The TARDIS pitched wildly, strange shrieking noises coming from the console as everyone grabbed hold of the nearest solid surface. River landed against one of the railings and pushed off, rushing to the console as the Doctor circled to the other side and jabbed a couple switches. Alarm bells sounded in her mind as he pressed buttons at random.
"We're probably crashing!" The Doctor worked his way around the console to her.
"Into what?" Amy yelped.
"Stay calm! Just one question." He grabbed River's arm as she struggled to bring the TARDIS under control. Her eyes met his. "Do you happen to know how to fly this thing?"
Epilogue
Someone had the latest Eastenders Christmas special on. Rubbish bins were filled with leftover present wrappings and the scraps from Christmas feasts. Children played with their new bikes and toys in the dusk. Amy stood at the park entrance, mind still reeling from the past few hours.
"I can't believe it's still Christmas," she said as Rory joined her. "It feels like it's been a year."
He took her hand. "Are you OK?"
"How can I be OK? It's all so strange. He's been my Raggedy Doctor for 20 years, and now he's just gone."
"Not gone. New face. Kind of like plastic surgery. OK, not helpful," Rory said when Amy arched an eyebrow. "Hey, it's like Mels. Mels when she became River. You said you met past versions of him, right? Not so different from that."
"But, I was still with him at the time! I'm never going to see my Raggedy Man again." Amy squeezed her eyes closed as Rory pulled her into his arms once more. He patted the back of her head as the TARDIS door opened and River stepped out. Her face was tired, her eyes sad, and even her hair seemed limp. Amy wasn't the only one grieving, he thought as River walked to them. His daughter had seen her husband die, and though she was better equipped than all of them to deal with the change, Rory knew it still took an emotional toll.
"He's exploring the one of the kitchens, looking for something to eat. He has this strange fixation on turkey."
"Oh God, the turkey!" Amy pulled away from Rory. "It's still roasting under the console in the TARDIS."
"Well, that explains it," River murmured, shaking her head.
"Are you all right?" Rory nodded at River's hand, and she opened her still-curled fist. The Doctor's bow tie unfolded, gently waved in the wind. She'd clutched it the entire time she'd fought with the TARDIS to get it back under control, when she managed to bring them all back to London in one piece and only a couple hours after they'd left.
"It's still a bit of a shock. He's still the same man. Really," she said, directing her statement at Amy. "I've seen him before, in my past. I knew it was coming, and I thought I'd prepared myself. I guess I hadn't as well as I thought. But, it's going to be all right, Amy. I promise. He looks different, but he's still the Doctor."
"Of course I'm still the Doctor." River jolted, concerned she hadn't heard him come out the door. He stalked across the park to them, turkey leg in hand. He, apparently, had remembered the turkey beneath the console. "You're my Ponds, and you're my wife," he concluded. "And I don't like the shape of my earlobes either. Now, chin up, Pond. We'll still have adventures."
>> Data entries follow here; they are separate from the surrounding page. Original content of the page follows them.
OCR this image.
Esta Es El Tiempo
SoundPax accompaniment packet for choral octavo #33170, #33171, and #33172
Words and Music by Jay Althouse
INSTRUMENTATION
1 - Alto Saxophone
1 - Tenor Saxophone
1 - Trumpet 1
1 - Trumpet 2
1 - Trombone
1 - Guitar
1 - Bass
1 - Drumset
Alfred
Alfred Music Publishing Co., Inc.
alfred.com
"Now with 100% more eyebrows." River blurted the cheeky observation before she realized it and was rewarded with those bushy eyebrows being arched at her.
"You've got a sassy mouth," the Doctor informed her.
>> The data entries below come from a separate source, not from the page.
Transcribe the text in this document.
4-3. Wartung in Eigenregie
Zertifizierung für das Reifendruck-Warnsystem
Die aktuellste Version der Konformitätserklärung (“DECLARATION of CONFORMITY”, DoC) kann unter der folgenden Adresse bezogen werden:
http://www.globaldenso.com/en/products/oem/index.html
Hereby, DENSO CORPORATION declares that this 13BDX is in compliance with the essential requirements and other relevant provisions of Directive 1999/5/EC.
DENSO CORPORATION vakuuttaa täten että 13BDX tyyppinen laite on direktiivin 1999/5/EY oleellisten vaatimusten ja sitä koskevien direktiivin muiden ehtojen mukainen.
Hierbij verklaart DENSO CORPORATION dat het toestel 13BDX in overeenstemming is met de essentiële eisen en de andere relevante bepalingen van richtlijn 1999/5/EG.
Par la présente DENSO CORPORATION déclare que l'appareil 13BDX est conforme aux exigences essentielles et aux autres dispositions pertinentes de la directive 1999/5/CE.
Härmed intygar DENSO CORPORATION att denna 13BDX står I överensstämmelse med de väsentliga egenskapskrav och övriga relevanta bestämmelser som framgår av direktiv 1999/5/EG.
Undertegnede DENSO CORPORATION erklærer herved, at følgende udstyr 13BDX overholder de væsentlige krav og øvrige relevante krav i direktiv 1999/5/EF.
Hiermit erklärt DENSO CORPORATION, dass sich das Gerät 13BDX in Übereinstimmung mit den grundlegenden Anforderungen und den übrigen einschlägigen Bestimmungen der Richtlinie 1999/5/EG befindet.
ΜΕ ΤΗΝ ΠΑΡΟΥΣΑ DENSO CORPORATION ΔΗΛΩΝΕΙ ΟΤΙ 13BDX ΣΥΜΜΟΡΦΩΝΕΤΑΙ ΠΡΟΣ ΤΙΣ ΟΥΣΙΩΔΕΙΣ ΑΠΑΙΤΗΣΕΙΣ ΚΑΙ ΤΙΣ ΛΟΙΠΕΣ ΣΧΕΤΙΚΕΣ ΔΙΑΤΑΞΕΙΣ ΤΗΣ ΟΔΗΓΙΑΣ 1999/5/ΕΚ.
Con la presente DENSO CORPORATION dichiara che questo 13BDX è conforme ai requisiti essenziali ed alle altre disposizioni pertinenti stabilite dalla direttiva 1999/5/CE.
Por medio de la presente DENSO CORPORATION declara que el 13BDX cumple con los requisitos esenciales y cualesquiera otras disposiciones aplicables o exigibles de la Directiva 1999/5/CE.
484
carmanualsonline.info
"And, you've got a Scottish one," she replied. "A bit salty as well."
The Doctor moved into River's personal space, face just a hair's breath from hers. "I blame you Ponds for being a bad influence."
"Well, you're looking in the wrong place if you want a good influence, my love."
"See?" Rory said to Amy. "They're still flirting. If that's not a good sign, I don't know what is."
"This turkey's dry." Eyes still locked on River's, the Doctor pitched the turkey leg into the bushes. "What else is there to eat?"
"We still have the rest of Christmas dinner," Amy said. She waved at the house. "Want to join us?"
"Very well, as long as there's no real potatoes. Hate those things. Got any of those boxed spuds?" The Doctor gave his wife one last smoldering look and started across the street. "Come on, then. Don't just stand there with your mouths gaping like fish. Let's eat!"